—¿Se le ofrece algo? —preguntó Alejandro con dureza, agotado, irritado por tantos diagnósticos inútiles.
Zoé tragó saliva.
—Perdón, señor… yo… —titubeó—. Es que… yo he visto esto antes. En mi pueblo, en Guerrero… le pasó a una señora.
Alejandro apretó la mandíbula.
—¿Y qué? ¿Me va a decir que usted sabe más que los médicos?
Zoé negó con la cabeza, sin ofenderse.
—No, señor. No mejor. Solo… distinto. Y si usted me permite… yo podría intentar algo.
Alejandro alzó una ceja, incrédulo.
¿La señora de la limpieza… queriendo “intentar algo” con su madre?

Estuvo a punto de decirle que se fuera. Estuvo a punto de soltar una risa amarga.
Pero en ese instante doña Margarita soltó un gemido tan fuerte que el aire pareció vibrar. Se arqueó, llevándose la mano a la sien izquierda, como si algo la aplastara por dentro. Alejandro sintió que el estómago se le hundía.
No podía seguir mirando sin hacer nada.
—¿Qué… qué quiere hacer? —preguntó, más bajo.
Zoé dio un paso. Le temblaban las manos, pero en sus ojos apareció una firmeza tranquila.
—Suena raro… pero a veces el dolor viene porque una persona carga con algo ajeno. No físico… sino pegado por dentro. Como un trabajo… como una envidia… como una cosa que no es de uno.

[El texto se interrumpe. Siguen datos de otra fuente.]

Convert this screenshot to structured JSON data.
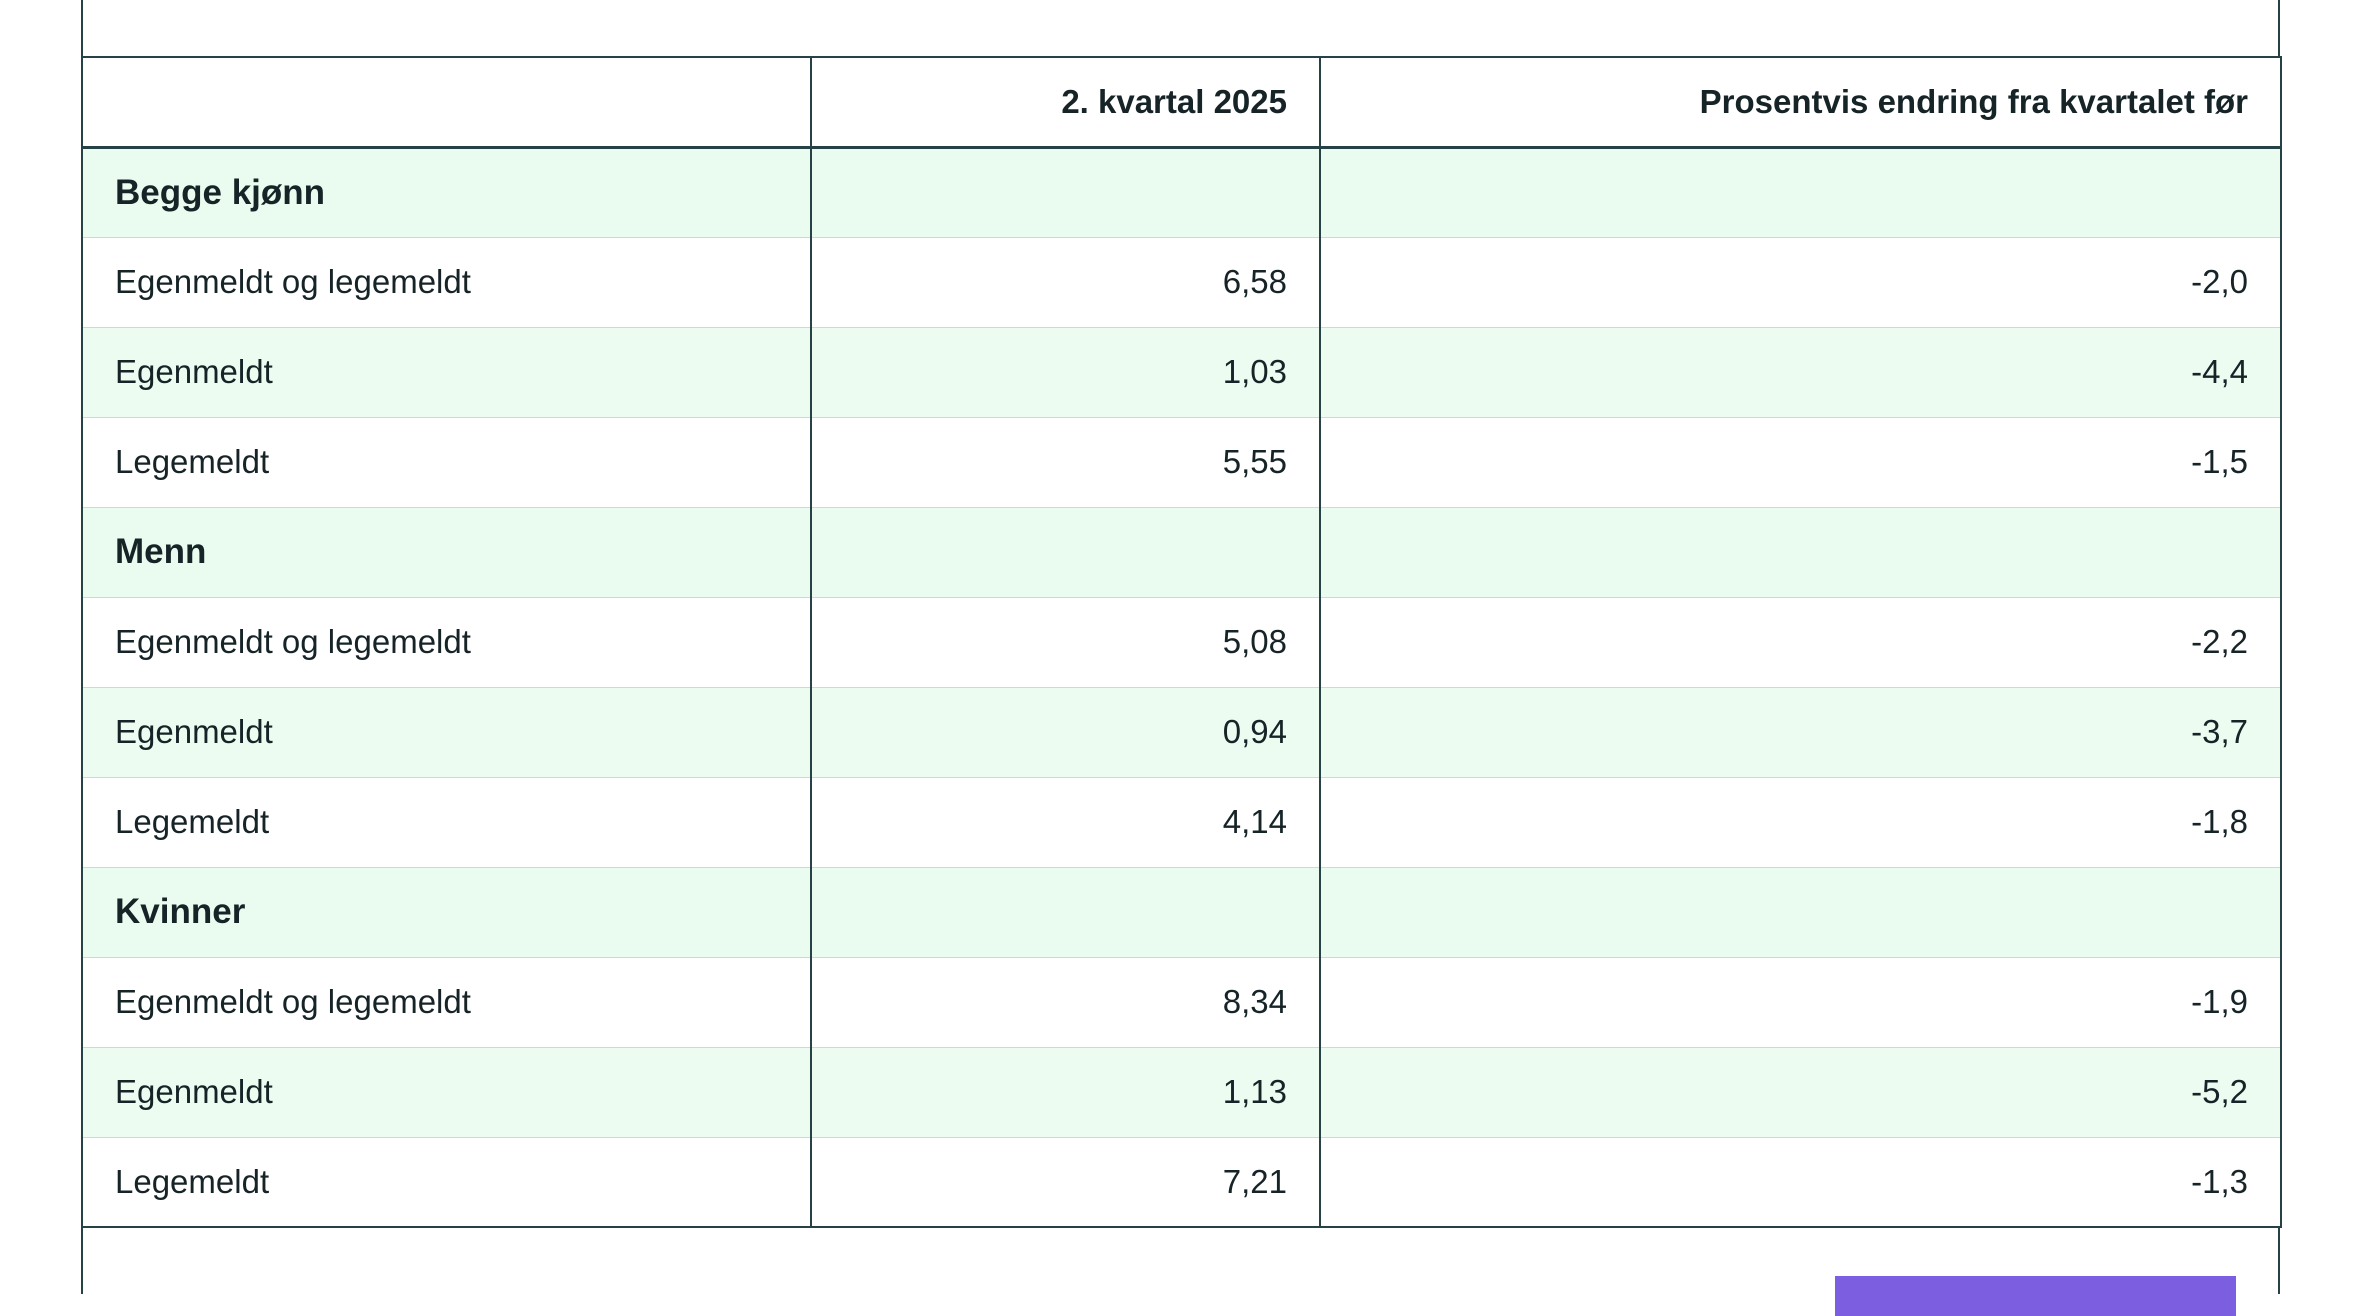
{
  "table": {
    "headers": [
      "",
      "2. kvartal 2025",
      "Prosentvis endring fra kvartalet før"
    ],
    "groups": [
      {
        "name": "Begge kjønn",
        "rows": [
          {
            "label": "Egenmeldt og legemeldt",
            "value": "6,58",
            "change": "-2,0"
          },
          {
            "label": "Egenmeldt",
            "value": "1,03",
            "change": "-4,4"
          },
          {
            "label": "Legemeldt",
            "value": "5,55",
            "change": "-1,5"
          }
        ]
      },
      {
        "name": "Menn",
        "rows": [
          {
            "label": "Egenmeldt og legemeldt",
            "value": "5,08",
            "change": "-2,2"
          },
          {
            "label": "Egenmeldt",
            "value": "0,94",
            "change": "-3,7"
          },
          {
            "label": "Legemeldt",
            "value": "4,14",
            "change": "-1,8"
          }
        ]
      },
      {
        "name": "Kvinner",
        "rows": [
          {
            "label": "Egenmeldt og legemeldt",
            "value": "8,34",
            "change": "-1,9"
          },
          {
            "label": "Egenmeldt",
            "value": "1,13",
            "change": "-5,2"
          },
          {
            "label": "Legemeldt",
            "value": "7,21",
            "change": "-1,3"
          }
        ]
      }
    ]
  },
  "colors": {
    "border": "#274247",
    "shaded_row": "#ecfcf0",
    "button": "#7c5fe0"
  }
}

Alejandro abrió la boca para burlarse… pero no lo hizo. Tal vez por desesperación. Tal vez porque Zoé no sonaba fanática ni presumida. Sonaba… sincera.
Alejandro se inclinó hacia su madre.
—Mamá… ¿me dejas? —le dijo suave—. Por favor.
Doña Margarita abrió los ojos. Estaban llenos de dolor… y también de una súplica silenciosa.
Asintió.
Zoé pidió que todos salieran, pero Alejandro se negó.
—Yo me quedo —dijo—. No me muevo de aquí.
Zoé no discutió. Caminó hasta la cabecera, levantó las manos como si estuviera escuchando el aire. Cerró los ojos.
Y el cuarto se hundió en una quietud extraña.
El viento afuera se calló. Ningún aparato pitó. Hasta la respiración de doña Margarita se volvió un hilo.
Zoé habló en un susurro:
—Aquí hay algo muy viejo… muy pesado… —y señaló con cuidado— aquí, en la sien izquierda. Presiona como una piedra.
Alejandro sintió la piel erizarse.
—¿Qué es eso? —preguntó ronco.
Zoé abrió los ojos.
—Algo que no le pertenece. Algo que alguien… le dejó.
Sus dedos se acercaron a la cabeza de doña Margarita, no tocándola realmente, sino como palpando una capa invisible. De pronto se detuvo.
—Aquí está.
Doña Margarita lanzó un grito, pero no fue de dolor. Fue como un suspiro violentísimo, como si algo saliera arrancado.
Zoé apretó los dedos en el aire, hizo un movimiento rápido, y Alejandro vio algo imposible: en la mano de Zoé había un objeto diminuto, una bolita oscura del tamaño de un chícharo… pero tan negra que parecía tragarse la luz.
Alejandro se quedó sin aire.
—¿Qué… es eso?
Zoé se veía agotada, como si hubiera corrido kilómetros.